Schistka: Es wurde ihnen jahrzehntelang so fest eingetrichtert, bis es in ihren Köpfen verankert war. In der Sowjetunion wurde Homosexualität per Gesetz geächtet, unter Männern sogar verboten. Durch meine Arbeit beim Bundesamt für Anerkennung politischer Flüchtlinge lernte ich Asylbewerber kennen, die in ihrer Heimat aufgrund ihrer sexuellen Neigung strafrechtlich verfolgt wurden. Einer kam in U-Haft, weil ihn die russische Miliz bei einer Razzia in Reizwäsche erwischt hatte. Daraufhin wurde er von anderen Häftlingen vergewaltigt. Das ist die schlimmste Schmach, die einem Mann aus der ehemaligen Sowjetunion widerfahren kann, eine größere Erniedrigung gibt's nicht. Sie brachte viele Vergewaltigungsopfer bei der Armee und im Gefängnis dazu, sich umzubringen. Selbst die Bezeichnung "Schwuler" ist für Männer aus der früheren UdSSR eine schlimme Beleidigung. Sie provoziert oft Schlägereien.

Mit diesem Wissen: Könnte Ivan Gelhorns schwules Opfer Robert Griebel noch leben?

Schistka: Womöglich. Wenn er gewusst hätte, dass er seinen Peiniger durch seine Avancen derart in seiner Ehre verletzt, hätte er vielleicht nicht sterben müssen. Auch andere Gewalttaten wie Messerstechereien könnten durch dieses Wissen verhindert werden. Aber natürlich müssen sich Aussiedler der Gesellschaft hier anpassen.

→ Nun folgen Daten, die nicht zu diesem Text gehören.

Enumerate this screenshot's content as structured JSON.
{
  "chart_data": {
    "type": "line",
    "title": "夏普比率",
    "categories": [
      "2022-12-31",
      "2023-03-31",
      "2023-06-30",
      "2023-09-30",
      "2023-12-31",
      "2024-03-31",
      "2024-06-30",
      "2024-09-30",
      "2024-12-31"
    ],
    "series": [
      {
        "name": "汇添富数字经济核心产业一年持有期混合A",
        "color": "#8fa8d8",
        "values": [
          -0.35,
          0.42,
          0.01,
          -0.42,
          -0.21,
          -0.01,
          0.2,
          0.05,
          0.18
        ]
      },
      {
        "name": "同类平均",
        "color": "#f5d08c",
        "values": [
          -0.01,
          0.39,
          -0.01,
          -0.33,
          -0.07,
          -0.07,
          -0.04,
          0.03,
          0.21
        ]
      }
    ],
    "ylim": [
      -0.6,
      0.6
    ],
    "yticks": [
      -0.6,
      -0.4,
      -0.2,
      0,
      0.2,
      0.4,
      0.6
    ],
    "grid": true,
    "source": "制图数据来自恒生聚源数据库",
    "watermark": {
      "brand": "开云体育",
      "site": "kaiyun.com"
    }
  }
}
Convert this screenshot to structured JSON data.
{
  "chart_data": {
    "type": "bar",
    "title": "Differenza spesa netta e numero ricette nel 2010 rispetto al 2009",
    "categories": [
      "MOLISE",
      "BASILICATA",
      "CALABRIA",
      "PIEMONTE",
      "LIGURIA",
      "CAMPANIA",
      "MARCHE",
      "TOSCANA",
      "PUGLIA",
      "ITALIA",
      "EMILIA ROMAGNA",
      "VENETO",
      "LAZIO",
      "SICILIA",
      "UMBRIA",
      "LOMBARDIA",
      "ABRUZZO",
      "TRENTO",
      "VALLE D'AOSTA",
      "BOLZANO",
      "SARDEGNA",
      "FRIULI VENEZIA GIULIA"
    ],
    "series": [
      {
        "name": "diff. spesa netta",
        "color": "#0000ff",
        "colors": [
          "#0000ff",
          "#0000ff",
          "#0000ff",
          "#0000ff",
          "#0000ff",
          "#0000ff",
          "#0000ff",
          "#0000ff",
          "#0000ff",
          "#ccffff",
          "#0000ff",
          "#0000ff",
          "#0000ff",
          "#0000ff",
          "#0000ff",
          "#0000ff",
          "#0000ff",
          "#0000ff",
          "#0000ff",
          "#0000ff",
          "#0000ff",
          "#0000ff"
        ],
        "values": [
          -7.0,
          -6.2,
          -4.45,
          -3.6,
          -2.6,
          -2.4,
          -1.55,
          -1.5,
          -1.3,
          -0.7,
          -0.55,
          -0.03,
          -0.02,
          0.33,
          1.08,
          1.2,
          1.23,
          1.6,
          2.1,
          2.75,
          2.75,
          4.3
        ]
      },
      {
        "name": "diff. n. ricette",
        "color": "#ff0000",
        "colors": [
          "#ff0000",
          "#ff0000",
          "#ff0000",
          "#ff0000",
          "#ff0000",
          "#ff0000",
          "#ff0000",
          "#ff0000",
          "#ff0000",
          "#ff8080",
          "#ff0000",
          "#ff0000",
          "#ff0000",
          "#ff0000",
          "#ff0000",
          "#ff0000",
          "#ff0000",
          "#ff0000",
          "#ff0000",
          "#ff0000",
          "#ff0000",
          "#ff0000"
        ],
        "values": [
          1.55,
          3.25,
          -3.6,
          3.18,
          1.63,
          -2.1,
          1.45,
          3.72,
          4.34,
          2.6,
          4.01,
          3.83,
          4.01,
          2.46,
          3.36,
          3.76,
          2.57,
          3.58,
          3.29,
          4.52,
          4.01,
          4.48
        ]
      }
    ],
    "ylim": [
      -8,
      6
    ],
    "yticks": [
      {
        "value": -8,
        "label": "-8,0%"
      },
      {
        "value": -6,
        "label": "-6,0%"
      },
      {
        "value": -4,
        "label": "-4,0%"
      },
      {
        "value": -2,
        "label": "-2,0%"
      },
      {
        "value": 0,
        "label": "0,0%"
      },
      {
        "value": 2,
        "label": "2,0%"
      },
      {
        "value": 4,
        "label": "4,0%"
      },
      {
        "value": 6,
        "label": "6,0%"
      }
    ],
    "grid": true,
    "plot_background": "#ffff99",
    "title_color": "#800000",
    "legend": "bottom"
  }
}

Und akzeptieren, dass sie Homosexualität toleriert.

Schistka: Keine Frage. Allerdings kommen Übersiedler wie Ivan Gelhorn mit ihrer Mentalität und ihren Werten nach Deutschland. Die lassen sich nicht von jetzt auf gleich ändern. Zumal es auch heute noch genügend Eltern aus der Sowjetzeit gibt, die ihre Kinder in der alten Ideologie erziehen, dass Homosexualität eine Schande ist. Und zwar für die ganze Familie.

Aber ist diese nicht ungleich größer, wenn ein Kind statt dessen zum Totschläger wird?

Schistka: Ich kenne die Eltern von Ivan Gelhorn nicht persönlich, aber ganz sicher schämen sie sich sehr. Gleichzeitig versuchen sie vielleicht, seine Tat wie er zu rechtfertigen, um damit leben zu können. Und vermutlich stehen sie auch weiter hinter ihm. Das ist meine Erfahrung mit Familien aus Osteuropa: Was auch passiert - sie halten zusammen.